Make your documents better. Stop wasting everyone’s time — including your own — with pantomimes.
Simplify
For misunderstood documents, the answer is straightforward, but difficult: simplify them. This is usually not just a matter of language, but logical structure — though simplifying language often illuminates convoluted logical structures too. Pay attention to semantic structure.
And, while financial markets drafting is famously dreadful, emerging technologies can help: run your templates through a GPT-3 engine to simplify them. It won’t be perfect and will make errors, but it is free. Error-checking and quality control is what your SMEs are for. Technology can break the back of an otherwise impossible job.
Remove false floors
If you know you will settle at at least Z, then don’t start X. Your role is to get to agreement as fast as possible. There are no prizes for effort spent in hand-to-hand combat at points X, Y and Z, if you don’t agree until Q. Identify walk away points and start with them.
“But the client needs to feel like it has won something”.
You will hear this a lot, as a self-serving justification for deliberately starting at a place clients won’t like, but there’s little data on it, nor much other reason to believe it is true.
With external advisors there is certainly a pressure to be seen to be doing something — but they tend to be on fixed fees and can equally well market themselves as having already reviewed the standard form and being signed off.
Why deliberately aggravate your clients just to climb down performatively at the first objection? How does that create a better impression (off-market, disorganised, weak) than presenting a clear, coherent and fair document in the first place?
Legaltech as enabler of sloppy thinking
And here is where the great promise to LegalTech stumbles. It offers the capacity to do clerical jobs faster. It opens the door to infinite variability, optionality, within your standard forms. Tech can now accommodate any complications in your standard forms that you can be bothered dreaming up.
“We love automation. We love automating complex things. Our app can handle anything with its structured questions: it can add new clauses, new schedules. The complexity is mind-bending.”
This — a direct quote from a legaltech start-up conference pitch — gets the proposition exactly backward. Embrace complication not because you can, but because you have no other choice. When you are designing user experience for a standardised process you absolutely do have another choice.==See also==
References
- ↑ This rarely happens in practice. Control functions make ad hoc exceptions to the process, do not build them into the playbook as standard rules, meaning that the playbook has a natural sogginess (and therefore inefficiency).

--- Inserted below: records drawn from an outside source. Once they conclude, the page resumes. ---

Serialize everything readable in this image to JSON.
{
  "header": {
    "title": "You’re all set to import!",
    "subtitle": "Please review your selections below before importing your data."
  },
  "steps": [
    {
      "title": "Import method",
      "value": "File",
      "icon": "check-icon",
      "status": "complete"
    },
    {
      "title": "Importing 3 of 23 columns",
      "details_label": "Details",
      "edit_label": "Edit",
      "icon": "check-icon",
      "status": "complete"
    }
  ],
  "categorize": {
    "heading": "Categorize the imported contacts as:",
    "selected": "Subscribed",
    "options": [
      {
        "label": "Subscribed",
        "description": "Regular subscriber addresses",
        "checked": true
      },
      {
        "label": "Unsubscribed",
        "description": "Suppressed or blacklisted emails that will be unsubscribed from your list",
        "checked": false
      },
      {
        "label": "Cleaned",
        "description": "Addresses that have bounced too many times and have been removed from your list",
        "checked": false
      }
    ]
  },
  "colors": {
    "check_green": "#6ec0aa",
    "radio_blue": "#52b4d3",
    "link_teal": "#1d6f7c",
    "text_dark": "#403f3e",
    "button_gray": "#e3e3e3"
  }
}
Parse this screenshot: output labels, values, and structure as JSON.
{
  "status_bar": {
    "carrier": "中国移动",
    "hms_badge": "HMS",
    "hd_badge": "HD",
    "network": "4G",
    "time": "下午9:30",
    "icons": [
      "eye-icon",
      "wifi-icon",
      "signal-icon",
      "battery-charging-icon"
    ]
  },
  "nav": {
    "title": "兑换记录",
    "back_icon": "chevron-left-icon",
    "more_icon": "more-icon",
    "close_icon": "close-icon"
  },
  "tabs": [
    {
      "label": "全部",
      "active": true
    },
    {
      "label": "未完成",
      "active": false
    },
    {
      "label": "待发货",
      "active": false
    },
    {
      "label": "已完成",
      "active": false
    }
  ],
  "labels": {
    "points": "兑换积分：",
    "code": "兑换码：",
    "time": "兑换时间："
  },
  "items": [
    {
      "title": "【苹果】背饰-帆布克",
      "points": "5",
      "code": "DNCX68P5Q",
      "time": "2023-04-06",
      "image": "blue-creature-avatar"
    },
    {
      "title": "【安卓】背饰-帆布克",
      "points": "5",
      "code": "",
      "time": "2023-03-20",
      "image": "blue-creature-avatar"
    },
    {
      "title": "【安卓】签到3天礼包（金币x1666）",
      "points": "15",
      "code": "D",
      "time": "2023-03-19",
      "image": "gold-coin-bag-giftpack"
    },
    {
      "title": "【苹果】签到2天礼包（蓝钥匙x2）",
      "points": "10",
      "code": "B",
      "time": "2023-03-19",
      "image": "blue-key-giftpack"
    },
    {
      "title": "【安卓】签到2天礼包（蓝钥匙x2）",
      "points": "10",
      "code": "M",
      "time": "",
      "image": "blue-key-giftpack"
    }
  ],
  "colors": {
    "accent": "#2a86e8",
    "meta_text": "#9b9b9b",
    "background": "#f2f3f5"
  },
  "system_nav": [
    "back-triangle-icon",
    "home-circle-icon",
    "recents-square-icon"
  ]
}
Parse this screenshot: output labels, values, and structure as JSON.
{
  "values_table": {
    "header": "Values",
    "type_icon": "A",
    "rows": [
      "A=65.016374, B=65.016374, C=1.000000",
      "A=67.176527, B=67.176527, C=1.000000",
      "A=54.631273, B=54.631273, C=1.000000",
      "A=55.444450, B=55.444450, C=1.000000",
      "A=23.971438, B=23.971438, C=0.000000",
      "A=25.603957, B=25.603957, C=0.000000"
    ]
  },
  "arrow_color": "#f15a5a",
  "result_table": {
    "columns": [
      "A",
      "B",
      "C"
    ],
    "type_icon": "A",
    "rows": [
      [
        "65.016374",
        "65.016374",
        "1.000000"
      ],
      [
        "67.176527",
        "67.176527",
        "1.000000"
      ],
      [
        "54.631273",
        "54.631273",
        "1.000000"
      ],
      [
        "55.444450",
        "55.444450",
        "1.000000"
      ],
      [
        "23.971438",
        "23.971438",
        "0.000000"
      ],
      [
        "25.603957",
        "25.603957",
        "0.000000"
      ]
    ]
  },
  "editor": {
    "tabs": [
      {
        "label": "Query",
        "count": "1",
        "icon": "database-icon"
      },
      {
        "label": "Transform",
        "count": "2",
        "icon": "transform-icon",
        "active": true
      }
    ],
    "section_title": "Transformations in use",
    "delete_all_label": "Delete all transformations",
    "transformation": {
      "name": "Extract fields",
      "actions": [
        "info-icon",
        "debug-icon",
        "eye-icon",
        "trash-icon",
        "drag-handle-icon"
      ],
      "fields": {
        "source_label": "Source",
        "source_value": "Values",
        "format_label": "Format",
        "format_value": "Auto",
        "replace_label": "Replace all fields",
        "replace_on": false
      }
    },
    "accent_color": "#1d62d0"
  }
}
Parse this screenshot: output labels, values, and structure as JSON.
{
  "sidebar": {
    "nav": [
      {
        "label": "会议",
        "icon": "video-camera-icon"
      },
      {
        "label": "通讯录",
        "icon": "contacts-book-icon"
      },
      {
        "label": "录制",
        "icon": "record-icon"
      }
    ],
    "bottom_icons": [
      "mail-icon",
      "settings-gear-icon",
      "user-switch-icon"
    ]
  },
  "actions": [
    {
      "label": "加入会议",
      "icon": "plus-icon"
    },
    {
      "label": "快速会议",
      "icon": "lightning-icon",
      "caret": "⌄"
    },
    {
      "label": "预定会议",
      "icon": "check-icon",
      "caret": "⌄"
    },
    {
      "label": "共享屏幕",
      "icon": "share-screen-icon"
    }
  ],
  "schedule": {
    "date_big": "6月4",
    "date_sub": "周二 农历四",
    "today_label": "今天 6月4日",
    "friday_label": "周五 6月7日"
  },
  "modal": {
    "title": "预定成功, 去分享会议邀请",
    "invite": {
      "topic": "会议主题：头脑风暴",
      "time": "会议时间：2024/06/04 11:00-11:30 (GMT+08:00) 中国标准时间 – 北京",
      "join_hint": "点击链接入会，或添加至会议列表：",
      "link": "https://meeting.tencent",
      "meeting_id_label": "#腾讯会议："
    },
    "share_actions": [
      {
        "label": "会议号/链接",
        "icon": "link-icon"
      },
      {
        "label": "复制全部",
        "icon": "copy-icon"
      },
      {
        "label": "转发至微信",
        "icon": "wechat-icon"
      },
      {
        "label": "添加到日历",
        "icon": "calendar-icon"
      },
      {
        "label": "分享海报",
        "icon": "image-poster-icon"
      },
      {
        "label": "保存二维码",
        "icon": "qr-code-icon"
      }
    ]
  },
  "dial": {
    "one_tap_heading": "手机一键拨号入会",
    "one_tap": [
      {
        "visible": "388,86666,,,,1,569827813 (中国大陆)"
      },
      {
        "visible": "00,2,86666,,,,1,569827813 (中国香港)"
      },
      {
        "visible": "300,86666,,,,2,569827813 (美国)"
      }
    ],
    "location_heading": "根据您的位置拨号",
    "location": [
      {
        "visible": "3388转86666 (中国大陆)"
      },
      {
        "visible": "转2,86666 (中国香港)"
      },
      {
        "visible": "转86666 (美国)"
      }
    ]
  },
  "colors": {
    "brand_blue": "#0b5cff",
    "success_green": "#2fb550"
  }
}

- ↑ Best example is the hypothetical broker dealer valuation terms in a synthetic equity swap. The JC, once responsible for legal coverage of a synthetic equity business, asked what the hell these terms, which were gumming up every single negotiation, were for. No-one knew: all kinds of contradictory hypotheses were offered by tax advisors, compliance and risk officers and operations personnel, but they converged on the simple idea: everyone else in the market has this concept in their docs.